Der Beitrag „Jeder dritte Amerikaner löst sein 401(k) beim Jobwechsel auf – bis 65 kostet ihn das 266.000 Dollar" erschien zuerst auf 24/7 Wall St..
Etwa jeder dritte Amerikaner, der den Job wechselt, löst sein 401(k) auf, anstatt es zu übertragen. Sie nehmen den Scheck, zahlen Steuern und Strafen und gehen mit weit weniger weg, als sie hatten. Im Laufe der Zeit kann diese Entscheidung, die oft früh in der Karriere getroffen wird, das im Ruhestand verfügbare Vermögen erheblich verringern.
Jobwechsel selbst sind üblich und oft vorteilhaft. Im April 2026 gab es 7,62 Millionen offene Stellen – ein im historischen Vergleich weiterhin hohes Niveau. Die Arbeitslosigkeit liegt bei 4,3 % und spiegelt einen Arbeitsmarkt wider, auf dem Arbeitnehmer für bessere Chancen wechseln können. Das Problem ist nicht der Jobwechsel selbst, sondern was mit dem zurückgelassenen Rentenguthaben passiert.
Die Auszahlung eines herkömmlichen 401(k) vor dem Alter von 59,5 Jahren löst in der Regel die normale Einkommensteuer zuzüglich einer bundesstaatlichen Frühabhebungsstrafe von 10 % aus. Je nach Wohnort können staatliche Steuern hinzukommen. Die Schätzungen variieren, aber es ist üblich, dass ein erheblicher Teil des Guthabens durch Steuern und Strafen verloren geht und der Arbeitnehmer deutlich weniger als den ursprünglichen Betrag behält.
Das sind die sichtbaren Kosten. Die unsichtbaren Kosten sind weitaus höher.
Wären dieselben 25.000 Dollar auf ein IRA oder das 401(k) eines neuen Arbeitgebers übertragen und 35 Jahre lang zu einer jährlichen Rendite von 7 % investiert worden, würden sie auf etwa 265.000 Dollar anwachsen. Selbst der nach Steuern verbleibende reduzierte Betrag hätte, wenn er investiert geblieben wäre, im Laufe der Zeit erheblich Zinsen erwirtschaftet. Wird das Geld stattdessen ausgegeben, verschwindet dieses zukünftige Wachstum. Die langfristigen Kosten bestehen nicht nur aus dem abgehobenen Betrag, sondern auch aus dem, was daraus hätte werden können.
Arbeitnehmer, die wiederholt auszahlen, verstärken den Schaden. Umfragedaten deuten darauf hin, dass ein erheblicher Anteil jüngerer Arbeitnehmer Früh- oder Härtefallabhebungen von Rentenkonten vorgenommen hat, und jede Abhebung verringert die Basis, auf der das künftige Wachstum aufbaut.

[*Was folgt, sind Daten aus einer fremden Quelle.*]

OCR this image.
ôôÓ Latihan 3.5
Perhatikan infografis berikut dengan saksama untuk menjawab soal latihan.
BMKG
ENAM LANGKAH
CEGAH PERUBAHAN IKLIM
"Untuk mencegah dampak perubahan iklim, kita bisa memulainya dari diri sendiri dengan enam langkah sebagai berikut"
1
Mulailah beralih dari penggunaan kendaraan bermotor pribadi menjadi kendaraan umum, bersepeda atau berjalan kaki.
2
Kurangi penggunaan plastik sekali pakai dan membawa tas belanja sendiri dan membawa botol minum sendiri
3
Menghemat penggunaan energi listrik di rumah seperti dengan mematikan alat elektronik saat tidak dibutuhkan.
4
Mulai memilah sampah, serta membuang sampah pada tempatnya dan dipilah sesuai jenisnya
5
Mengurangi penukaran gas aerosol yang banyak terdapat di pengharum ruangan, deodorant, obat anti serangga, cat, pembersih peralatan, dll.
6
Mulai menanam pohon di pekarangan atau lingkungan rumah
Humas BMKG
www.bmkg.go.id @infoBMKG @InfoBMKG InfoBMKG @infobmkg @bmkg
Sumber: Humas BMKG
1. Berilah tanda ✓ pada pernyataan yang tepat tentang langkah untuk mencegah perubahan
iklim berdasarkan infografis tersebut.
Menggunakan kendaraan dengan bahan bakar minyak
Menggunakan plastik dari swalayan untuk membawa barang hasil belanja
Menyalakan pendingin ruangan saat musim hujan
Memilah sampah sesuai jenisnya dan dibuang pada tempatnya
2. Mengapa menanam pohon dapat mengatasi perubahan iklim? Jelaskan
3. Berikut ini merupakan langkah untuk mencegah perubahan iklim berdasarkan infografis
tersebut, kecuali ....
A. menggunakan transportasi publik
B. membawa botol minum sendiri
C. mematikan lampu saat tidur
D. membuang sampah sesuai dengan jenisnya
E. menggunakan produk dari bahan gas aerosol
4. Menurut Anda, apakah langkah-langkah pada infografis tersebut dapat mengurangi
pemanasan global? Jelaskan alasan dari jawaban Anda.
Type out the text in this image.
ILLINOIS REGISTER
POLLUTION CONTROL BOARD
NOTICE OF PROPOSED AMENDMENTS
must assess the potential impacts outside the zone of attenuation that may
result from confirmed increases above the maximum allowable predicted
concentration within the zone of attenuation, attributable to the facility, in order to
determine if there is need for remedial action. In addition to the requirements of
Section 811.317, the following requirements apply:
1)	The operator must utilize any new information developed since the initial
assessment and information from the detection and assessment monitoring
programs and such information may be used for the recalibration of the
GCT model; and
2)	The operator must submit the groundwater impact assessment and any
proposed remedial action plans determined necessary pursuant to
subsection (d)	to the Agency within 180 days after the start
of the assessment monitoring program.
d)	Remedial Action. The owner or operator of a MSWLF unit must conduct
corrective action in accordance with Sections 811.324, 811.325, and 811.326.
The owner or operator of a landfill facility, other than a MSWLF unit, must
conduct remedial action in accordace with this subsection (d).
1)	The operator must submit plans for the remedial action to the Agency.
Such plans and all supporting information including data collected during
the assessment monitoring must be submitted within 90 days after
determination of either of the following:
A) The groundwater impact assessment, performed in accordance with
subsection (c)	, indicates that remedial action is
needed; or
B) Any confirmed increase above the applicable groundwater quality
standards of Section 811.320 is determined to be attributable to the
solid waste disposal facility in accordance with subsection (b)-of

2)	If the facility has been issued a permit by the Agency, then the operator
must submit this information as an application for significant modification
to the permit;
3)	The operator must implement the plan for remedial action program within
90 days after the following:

Das finanzielle Polster der meisten Haushalte ist dünn. Die persönliche Sparquote ist gegenüber dem Niveau der Pandemie-Ära gesunken und liegt im historischen Vergleich weiterhin relativ niedrig. Gleichzeitig ist die Verbraucherstimmung schwach, und Haushalte unter finanziellem Druck greifen oft auf die am leichtesten verfügbare Geldquelle zurück. Für manche ist das am Ende das 401(k)-Guthaben.
Der Mittelabfluss zeigt sich in den Guthabensdaten. Die jüngsten Zahlen von Fidelity beziffern das durchschnittliche 401(k)-Guthaben auf etwa 146.000 Dollar, mit höheren Durchschnittswerten bei älteren Generationen und niedrigeren Salden bei jüngeren Arbeitnehmern. Diese Durchschnittswerte sehen auf den ersten Blick solide aus, aber die Medianwerte sind deutlich niedriger. Vanguard-Daten zeigen beispielsweise einen Mediansaldo von rund 38.000 Dollar. Die Lücke spiegelt zum Teil wider, wie oft Konten geleert und im Laufe der Zeit neu gestartet werden.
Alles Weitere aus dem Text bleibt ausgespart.